The President is authorized to proclaim the modifications in U.S. rates of duty necessary to implement the scheduled phaseout and elimination of all tariffs on trade with Canada within 10 years. The rules of origin set forth in the Agreement to ensure application of preferential tariff treatment only to goods originating in Canada are enacted in the statute. The legislation implements U.S. obligations under the Agreement to phase out customs user fees on Canadian goods, to eliminate drawback with certain exceptions, and to exempt Canada from the lottery ticket embargo; provides penalties and recordkeeping requirements to enforce the rules of origin; and includes a reporting and monitoring requirement on the consistency of Canadian production-based duty remission programs with the GATT and the Agreement.

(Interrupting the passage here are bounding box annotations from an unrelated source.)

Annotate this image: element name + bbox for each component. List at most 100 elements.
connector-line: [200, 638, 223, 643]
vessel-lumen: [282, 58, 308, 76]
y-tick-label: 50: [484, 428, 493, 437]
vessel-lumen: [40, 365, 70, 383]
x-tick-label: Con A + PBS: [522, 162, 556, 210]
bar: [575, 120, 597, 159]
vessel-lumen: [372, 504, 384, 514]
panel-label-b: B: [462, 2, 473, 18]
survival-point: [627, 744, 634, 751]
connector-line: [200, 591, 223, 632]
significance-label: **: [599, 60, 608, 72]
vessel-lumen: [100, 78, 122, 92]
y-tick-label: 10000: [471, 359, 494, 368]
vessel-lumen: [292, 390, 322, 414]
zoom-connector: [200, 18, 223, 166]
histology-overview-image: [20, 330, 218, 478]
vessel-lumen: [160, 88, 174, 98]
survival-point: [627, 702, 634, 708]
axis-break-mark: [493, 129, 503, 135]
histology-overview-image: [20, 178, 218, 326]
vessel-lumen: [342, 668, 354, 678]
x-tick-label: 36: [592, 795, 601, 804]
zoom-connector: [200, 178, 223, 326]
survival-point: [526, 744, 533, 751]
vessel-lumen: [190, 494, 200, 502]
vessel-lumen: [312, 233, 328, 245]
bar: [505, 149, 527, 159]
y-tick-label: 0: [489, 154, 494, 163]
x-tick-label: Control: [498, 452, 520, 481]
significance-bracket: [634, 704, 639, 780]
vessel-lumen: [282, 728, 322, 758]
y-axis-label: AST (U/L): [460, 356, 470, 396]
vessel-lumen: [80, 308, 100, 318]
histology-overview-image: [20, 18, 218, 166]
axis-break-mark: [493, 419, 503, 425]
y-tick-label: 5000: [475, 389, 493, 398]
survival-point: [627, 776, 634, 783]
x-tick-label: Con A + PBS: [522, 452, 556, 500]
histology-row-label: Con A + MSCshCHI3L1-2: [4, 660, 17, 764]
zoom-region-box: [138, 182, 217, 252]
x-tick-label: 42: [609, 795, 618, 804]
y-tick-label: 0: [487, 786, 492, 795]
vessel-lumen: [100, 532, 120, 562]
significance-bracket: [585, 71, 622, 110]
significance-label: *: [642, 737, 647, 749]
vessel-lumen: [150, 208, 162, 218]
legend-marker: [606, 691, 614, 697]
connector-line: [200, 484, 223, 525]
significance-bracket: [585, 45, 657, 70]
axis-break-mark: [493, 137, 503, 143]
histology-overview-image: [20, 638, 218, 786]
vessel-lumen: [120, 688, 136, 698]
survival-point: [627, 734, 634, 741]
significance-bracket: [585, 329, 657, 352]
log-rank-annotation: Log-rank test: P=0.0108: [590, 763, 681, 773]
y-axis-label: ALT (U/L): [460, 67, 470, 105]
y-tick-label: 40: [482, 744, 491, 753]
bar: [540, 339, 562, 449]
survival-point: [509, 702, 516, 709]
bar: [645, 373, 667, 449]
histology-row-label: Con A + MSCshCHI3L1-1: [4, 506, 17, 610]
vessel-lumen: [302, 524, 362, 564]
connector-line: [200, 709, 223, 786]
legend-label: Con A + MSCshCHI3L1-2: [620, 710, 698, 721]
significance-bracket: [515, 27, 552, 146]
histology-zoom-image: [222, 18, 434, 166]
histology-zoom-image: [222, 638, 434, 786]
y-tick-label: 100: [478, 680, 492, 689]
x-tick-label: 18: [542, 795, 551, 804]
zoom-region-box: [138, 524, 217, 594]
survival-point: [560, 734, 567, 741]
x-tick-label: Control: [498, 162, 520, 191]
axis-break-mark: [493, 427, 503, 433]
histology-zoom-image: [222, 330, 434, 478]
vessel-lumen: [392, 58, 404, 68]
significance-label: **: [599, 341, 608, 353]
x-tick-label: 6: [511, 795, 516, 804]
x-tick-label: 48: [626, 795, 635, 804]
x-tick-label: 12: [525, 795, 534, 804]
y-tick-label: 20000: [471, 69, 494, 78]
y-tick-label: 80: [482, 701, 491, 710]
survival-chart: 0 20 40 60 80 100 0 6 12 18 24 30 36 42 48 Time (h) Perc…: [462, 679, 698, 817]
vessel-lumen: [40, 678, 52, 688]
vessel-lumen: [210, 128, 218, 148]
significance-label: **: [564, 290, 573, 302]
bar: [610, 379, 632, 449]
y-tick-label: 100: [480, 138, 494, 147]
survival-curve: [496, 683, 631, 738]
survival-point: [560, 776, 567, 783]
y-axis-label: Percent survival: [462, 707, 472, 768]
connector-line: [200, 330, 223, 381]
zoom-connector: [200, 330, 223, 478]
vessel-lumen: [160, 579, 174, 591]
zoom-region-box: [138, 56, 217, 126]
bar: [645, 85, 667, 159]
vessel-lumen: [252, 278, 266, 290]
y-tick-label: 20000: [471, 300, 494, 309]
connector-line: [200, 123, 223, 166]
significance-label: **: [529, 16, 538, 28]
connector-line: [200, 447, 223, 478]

The legislation also implements in U.S. domestic law various provisions of the Agreement concerning particular economic sectors, including agricultural products (authority to impose temporary duties on imports of fresh fruits and vegetables, exemption of Canadian meat from any import limitations under the Meat Import Act, authority to exempt grain and grain products and sugar-containing products from Canada from section 22 import quotas); exports to Canada of Alaskan oil; exemption of Canadian uranium from U.S. enrichment restrictions; a lower contract threshold ($25,000) for exemption from Buy American restrictions on government procurement of articles from Canada covered by the GATT Agreement on Government Procurement; temporary entry of business persons; and extension of financial services. The legislation also includes procedures and criteria for the application of bilateral

30 Public Law 100-449, approved September 28, 1988, 19 U.S.C. 2112 note.

31 Public Law 101-382, approved August 20, 1990.